Publie le jeudi 14 mai 2015 par Antonis Ntavanellos - Open-Publishing
5 commentaires

Nous étions nombreux à ne pas partager la « légèreté convenante » » du récit pré-électoral de la direction de SYRIZA, récit qui a facilité la poussée vers les urnes, mais qui, dans la foulée, nous mettait face à une question : est-il possible de développer un programme anti-austérité radical sans outrepasser les limites de la tolérance de la zone euro et en acceptant les méthodes de négociation des « institutions » [terme qui remplace celui de troïka] ?

Aujourd’hui, nous connaissons la réponse : Non. L’Union européenne (UE) et le FMI tentent d’écraser SYRIZA en le plaçant devant le dilemme suivant : l’intégration absolue au système ou le renversement immédiat de ce gouvernement. Ils le font pour des raisons économiques, car une politique anti-austérité est incompatible avec l’actuelle politique des dominants. Ils le font aussi pour des raisons politiques, parce que l’Europe doit se protéger contre le danger de « transmission » du microbe SYRIZA-Podemos.

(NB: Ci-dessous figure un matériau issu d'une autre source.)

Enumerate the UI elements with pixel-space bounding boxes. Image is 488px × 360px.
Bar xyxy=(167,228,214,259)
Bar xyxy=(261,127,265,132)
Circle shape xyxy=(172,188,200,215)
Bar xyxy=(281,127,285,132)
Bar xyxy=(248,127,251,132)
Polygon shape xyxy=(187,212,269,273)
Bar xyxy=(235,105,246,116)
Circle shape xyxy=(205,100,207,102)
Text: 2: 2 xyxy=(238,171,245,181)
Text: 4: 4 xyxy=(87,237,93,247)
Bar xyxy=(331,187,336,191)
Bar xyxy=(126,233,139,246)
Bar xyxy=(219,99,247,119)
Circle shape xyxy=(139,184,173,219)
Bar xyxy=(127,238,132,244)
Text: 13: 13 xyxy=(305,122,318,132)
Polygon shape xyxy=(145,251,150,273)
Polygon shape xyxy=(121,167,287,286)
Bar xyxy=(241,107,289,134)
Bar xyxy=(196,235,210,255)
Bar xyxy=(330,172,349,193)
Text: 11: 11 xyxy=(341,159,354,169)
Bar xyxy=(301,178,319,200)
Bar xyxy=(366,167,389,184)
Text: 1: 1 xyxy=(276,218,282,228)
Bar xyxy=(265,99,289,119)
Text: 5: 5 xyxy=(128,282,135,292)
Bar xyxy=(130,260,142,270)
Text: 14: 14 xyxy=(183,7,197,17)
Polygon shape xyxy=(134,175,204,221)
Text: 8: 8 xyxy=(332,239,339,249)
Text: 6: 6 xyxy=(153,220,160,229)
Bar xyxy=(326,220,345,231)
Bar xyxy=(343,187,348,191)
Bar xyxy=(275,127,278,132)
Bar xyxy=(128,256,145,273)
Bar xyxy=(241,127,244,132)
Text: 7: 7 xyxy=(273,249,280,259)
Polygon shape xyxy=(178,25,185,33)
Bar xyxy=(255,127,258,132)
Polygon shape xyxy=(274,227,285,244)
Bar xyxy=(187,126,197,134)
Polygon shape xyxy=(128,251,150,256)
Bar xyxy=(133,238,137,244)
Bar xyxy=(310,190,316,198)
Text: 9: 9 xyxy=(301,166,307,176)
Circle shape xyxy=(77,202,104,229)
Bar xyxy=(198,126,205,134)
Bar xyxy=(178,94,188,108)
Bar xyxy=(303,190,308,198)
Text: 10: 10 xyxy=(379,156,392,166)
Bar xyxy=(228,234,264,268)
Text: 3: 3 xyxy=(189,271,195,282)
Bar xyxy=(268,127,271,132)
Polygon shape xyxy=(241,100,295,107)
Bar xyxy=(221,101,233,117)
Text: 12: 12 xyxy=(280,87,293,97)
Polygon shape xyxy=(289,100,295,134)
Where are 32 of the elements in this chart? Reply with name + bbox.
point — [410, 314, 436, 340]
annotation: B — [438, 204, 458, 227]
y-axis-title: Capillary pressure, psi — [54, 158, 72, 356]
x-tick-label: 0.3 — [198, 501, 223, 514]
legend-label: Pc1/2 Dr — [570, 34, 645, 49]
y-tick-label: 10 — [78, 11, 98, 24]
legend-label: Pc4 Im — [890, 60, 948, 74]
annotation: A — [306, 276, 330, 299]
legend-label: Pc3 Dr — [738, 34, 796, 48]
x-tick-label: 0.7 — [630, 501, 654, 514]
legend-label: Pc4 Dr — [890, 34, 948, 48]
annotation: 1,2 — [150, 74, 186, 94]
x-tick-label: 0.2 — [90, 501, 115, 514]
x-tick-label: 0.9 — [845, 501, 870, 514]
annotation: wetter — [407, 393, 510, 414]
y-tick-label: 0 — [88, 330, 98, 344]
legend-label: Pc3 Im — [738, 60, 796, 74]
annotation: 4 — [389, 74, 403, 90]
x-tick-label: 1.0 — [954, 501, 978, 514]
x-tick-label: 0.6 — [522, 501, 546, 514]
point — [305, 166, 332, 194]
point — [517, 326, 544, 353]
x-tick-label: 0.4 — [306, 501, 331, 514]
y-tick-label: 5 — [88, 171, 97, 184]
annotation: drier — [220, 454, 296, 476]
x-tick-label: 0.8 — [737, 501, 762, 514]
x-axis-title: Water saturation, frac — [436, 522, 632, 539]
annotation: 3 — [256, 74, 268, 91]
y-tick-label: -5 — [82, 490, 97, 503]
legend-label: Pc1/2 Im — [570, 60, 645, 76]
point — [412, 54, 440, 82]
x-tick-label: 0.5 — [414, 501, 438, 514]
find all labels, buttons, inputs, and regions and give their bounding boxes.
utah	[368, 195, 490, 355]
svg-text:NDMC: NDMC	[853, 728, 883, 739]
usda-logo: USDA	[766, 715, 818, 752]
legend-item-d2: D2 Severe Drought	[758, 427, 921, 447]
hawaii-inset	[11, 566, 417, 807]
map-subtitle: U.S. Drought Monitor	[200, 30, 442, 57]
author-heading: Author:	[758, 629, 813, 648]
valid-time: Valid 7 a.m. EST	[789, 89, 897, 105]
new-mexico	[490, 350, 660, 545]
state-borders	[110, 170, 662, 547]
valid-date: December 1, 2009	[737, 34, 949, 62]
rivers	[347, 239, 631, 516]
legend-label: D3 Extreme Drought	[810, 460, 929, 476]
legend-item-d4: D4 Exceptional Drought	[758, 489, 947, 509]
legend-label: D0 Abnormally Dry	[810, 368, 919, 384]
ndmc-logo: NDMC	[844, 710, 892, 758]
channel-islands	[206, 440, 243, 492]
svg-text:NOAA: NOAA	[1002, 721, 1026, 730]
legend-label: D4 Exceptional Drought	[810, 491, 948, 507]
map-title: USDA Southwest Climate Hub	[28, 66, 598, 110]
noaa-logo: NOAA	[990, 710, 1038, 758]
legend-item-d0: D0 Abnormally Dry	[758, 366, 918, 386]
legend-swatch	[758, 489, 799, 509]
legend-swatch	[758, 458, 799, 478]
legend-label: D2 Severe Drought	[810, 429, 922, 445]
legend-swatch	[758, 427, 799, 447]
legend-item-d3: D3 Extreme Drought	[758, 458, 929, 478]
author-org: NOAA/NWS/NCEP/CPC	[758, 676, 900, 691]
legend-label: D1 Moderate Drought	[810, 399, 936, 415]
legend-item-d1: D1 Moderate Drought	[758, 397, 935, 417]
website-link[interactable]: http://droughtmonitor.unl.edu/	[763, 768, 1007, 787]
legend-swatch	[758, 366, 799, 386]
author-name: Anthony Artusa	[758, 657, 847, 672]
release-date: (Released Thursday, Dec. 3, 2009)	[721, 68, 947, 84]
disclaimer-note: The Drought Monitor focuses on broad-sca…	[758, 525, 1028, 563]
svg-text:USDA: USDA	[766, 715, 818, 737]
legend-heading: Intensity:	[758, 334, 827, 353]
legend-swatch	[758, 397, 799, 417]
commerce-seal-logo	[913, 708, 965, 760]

L’accord du 20 février 2015 [signé par le gouvernement d’Alexis Tsipras] a été une erreur majeure commise dans la suite du piège que pouvait constituer le « récit » pré-électoral [« cela peut se faire sans grosses difficultés »]. L’accord impliquait le remboursement de la dette « au complet et à temps ». Nous avons alors renoncé à l’« action unilatérale » sur la base de notre programme, ce qui aurait permis de construire une solide alliance populaire, un bloc social, autour du gouvernement de la gauche. Nous n’avons rien obtenu. L’« ambiguïté créative » [formule de Varoufakis] a travaillé et travaille en faveur des puissants.

Après le 20 février, nous avons tenté de défendre les « lignes rouges » [que nous ne pouvions franchir]. Elles étaient moins marquées et plus réduites que les engagements pris et présentés lors de la Foire internationale de Thessalonique [septembre 2014]. Ils étaient, eux, déjà inférieurs au programme de la conférence de SYRIZA [en 2013].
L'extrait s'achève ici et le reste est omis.